The third area I will address is maternity electronic health records. I have been looking at this because of an alert issued by NHS England at the end of last year about one of the systems used for managing patient records across several NHS maternity units. It was found that the system could overwrite records, which produces significant safety risks. Here is an area where I praise NHS England—as a board member, the noble Baroness, Lady Watkins, can take this back to it—as the issue was picked up, due processes were followed and an alert was issued to every trust using the system, warning them about it and making sure they put remedial measures in place. I also thank the Minister and his staff for producing a very comprehensive response to queries I made around this.
This prompted questions about the information flow in maternity care generally between GPs, hospital trusts’ general systems and these specialist maternity systems. It seems that we have ended up with a complex jigsaw of different systems handling patient records, which makes life more difficult. I would be interested in whether the Minister thinks information is flowing effectively in the context of maternity services, given that we often seem to have created dedicated systems for maternity services that may not be connected to the other systems. From the patient’s point of view, you want one integrated view of your care—before you became pregnant, during your pregnancy and postnatally—yet because we have different systems, that integration may not be taking place. That is a special challenge because the data is held by different entities. It is the classic NHS challenge that different entities have bought their own bits of this jigsaw puzzle and nobody is responsible, as far as I can understand it, for putting the pieces together.
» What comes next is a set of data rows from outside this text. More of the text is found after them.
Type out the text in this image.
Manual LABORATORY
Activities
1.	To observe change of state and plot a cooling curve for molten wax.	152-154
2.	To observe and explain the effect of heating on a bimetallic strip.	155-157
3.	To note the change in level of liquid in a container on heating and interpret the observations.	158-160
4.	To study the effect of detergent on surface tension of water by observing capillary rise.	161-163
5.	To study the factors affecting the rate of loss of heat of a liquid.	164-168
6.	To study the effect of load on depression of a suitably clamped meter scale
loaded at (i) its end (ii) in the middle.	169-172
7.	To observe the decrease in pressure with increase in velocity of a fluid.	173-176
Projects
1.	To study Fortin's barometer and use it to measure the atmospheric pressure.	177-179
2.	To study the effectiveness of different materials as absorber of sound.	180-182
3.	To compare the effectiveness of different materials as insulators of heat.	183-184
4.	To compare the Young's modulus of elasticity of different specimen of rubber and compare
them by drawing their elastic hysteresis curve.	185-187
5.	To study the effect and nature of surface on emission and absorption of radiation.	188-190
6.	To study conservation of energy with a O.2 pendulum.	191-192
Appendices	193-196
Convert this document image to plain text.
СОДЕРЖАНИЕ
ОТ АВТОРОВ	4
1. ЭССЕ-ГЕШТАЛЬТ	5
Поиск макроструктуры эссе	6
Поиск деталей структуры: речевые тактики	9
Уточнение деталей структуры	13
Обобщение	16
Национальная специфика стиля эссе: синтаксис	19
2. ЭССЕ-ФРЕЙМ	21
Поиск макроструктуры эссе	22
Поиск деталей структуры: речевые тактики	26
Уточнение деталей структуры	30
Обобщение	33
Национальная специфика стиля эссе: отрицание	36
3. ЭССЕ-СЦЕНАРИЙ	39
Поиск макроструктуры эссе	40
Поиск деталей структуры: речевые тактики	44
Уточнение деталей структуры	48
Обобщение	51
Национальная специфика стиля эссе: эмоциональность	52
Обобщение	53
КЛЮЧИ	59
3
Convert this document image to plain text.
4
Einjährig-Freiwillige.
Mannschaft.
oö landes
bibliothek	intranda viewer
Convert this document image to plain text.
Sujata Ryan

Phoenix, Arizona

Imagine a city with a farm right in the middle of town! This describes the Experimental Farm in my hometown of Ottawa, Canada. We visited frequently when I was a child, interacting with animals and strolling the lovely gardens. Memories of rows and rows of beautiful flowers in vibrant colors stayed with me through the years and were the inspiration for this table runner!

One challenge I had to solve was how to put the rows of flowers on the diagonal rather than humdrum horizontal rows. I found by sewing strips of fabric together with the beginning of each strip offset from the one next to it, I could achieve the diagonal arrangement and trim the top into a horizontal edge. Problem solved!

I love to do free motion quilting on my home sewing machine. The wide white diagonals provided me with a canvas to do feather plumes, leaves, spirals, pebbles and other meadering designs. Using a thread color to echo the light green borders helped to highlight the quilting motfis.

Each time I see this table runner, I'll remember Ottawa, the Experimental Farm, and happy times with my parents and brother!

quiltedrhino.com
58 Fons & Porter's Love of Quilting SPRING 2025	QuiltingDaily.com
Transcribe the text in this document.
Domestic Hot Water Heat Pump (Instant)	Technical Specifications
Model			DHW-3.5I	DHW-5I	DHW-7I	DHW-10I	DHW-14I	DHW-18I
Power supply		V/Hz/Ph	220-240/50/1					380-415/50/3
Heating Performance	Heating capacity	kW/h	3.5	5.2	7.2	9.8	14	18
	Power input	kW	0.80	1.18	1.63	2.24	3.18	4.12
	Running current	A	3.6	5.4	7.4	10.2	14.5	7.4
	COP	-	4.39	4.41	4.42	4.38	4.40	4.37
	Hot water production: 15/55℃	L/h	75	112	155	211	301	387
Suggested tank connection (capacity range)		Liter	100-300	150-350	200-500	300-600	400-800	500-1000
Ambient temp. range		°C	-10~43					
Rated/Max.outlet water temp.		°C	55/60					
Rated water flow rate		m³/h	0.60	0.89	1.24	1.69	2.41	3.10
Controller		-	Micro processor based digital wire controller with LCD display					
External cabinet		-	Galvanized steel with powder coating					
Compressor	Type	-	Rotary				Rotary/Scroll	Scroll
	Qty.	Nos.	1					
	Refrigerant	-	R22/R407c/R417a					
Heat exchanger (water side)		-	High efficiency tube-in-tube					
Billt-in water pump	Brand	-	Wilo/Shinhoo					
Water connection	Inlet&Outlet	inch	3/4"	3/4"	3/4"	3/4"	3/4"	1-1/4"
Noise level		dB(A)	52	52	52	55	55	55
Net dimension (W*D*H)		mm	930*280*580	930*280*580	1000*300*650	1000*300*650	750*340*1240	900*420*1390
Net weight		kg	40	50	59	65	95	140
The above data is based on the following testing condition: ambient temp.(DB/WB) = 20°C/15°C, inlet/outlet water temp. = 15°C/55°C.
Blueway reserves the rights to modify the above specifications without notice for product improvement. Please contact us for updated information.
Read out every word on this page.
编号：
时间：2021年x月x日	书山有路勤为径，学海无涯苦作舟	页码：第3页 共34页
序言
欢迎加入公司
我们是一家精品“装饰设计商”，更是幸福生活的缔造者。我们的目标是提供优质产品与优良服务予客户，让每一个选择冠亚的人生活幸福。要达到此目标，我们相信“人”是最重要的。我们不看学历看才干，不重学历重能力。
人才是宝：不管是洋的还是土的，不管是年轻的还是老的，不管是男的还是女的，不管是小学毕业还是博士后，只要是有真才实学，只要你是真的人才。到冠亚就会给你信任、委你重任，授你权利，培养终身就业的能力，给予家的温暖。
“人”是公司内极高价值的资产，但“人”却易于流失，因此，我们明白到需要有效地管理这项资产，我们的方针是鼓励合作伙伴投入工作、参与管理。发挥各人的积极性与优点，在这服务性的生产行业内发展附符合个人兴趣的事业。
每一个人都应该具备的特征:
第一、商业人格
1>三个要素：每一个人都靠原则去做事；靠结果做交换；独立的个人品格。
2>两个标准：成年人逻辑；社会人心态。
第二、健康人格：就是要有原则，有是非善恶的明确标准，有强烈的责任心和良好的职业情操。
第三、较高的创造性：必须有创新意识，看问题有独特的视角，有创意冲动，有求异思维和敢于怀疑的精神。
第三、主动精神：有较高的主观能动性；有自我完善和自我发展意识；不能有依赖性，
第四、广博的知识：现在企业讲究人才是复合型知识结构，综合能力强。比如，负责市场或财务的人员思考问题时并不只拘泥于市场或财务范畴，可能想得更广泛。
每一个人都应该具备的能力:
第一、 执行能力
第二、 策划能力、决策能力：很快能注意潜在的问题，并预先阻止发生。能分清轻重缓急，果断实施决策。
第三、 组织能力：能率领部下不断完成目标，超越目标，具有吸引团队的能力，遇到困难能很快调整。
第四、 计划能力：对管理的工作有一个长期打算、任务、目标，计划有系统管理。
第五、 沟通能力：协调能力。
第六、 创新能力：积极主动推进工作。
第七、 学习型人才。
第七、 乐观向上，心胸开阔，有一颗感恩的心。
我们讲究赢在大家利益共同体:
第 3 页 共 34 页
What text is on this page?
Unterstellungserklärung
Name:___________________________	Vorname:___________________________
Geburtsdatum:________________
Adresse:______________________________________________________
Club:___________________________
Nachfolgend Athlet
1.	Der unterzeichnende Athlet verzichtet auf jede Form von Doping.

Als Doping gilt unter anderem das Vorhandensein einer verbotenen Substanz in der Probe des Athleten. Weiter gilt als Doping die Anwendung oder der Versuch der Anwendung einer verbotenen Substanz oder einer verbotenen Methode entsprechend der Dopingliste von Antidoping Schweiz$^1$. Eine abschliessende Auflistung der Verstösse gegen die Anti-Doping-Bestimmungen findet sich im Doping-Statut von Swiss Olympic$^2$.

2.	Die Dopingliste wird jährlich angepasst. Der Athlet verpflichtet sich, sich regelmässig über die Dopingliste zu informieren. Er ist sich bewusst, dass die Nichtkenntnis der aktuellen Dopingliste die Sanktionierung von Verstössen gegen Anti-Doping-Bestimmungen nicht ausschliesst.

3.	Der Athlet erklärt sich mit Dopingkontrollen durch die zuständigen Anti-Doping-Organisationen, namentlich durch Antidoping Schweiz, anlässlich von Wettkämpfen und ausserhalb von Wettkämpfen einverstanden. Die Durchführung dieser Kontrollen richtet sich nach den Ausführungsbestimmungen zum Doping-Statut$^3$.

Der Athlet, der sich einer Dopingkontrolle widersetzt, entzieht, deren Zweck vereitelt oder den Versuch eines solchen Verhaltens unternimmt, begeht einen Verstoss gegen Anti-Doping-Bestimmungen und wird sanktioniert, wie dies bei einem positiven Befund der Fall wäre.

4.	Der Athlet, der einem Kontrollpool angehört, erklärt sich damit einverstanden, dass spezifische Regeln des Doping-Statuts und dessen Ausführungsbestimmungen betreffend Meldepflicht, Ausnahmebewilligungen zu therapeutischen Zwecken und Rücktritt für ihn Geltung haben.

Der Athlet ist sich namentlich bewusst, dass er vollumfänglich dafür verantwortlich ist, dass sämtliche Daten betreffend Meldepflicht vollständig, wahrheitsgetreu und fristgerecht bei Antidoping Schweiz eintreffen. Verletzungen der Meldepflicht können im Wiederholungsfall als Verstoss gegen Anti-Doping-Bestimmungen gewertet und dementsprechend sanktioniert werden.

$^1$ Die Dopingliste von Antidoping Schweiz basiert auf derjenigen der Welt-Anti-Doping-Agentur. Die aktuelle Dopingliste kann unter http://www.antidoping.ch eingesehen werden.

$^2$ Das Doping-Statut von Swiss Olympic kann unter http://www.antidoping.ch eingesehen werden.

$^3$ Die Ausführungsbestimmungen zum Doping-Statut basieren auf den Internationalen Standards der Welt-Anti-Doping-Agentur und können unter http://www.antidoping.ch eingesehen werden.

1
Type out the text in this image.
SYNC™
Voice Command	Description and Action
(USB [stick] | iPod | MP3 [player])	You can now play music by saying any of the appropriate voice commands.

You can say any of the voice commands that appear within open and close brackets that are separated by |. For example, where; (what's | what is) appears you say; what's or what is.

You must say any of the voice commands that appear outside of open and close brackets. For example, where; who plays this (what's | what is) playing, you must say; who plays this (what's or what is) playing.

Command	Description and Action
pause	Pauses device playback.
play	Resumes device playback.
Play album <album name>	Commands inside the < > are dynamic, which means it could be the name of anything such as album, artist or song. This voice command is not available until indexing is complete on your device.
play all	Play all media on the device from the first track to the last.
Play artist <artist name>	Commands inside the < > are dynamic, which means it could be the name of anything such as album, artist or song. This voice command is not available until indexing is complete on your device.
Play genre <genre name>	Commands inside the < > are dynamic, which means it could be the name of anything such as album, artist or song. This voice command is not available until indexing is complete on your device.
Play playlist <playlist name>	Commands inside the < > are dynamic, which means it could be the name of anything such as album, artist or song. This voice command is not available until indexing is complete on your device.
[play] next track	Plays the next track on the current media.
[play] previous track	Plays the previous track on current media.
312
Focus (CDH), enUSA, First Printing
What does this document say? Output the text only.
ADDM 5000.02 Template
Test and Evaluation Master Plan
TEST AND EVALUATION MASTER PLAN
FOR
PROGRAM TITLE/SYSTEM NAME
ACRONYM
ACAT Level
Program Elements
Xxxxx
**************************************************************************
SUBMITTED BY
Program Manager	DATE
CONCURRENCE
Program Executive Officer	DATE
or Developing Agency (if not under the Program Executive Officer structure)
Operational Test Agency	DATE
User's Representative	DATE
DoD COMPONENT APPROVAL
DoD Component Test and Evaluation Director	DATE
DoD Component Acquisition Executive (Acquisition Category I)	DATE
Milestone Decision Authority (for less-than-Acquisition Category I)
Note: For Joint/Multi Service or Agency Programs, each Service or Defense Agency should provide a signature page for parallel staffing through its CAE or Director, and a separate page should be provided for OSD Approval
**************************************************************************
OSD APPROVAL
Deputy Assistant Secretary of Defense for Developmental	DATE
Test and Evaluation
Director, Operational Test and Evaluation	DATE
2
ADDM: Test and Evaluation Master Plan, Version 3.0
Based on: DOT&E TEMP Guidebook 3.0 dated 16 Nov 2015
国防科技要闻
I was also interested in this in the context of the question raised by the noble Baroness, Lady Gohir, about data collection. I suspect that some bits of this jigsaw will be collecting the data that we are looking for, but other bits may not be, yet because of the way the systems are structured, that may not be joined up, which would be a real shame. It is one thing if we have not collected the data, but it is quite something else if we have collected it but we cannot use it because it is in the wrong bit and has not been connected to the right bit.
I appreciated hearing all the experiences that noble Lords have brought to this debate and I hope my somewhat geeky contribution has flagged some issues that could contribute positively to keeping up the standards of our maternity services. If noble Lords in future find me on the Terrace staring wistfully across the river at St Thomas’, they will know that I am just having a moment.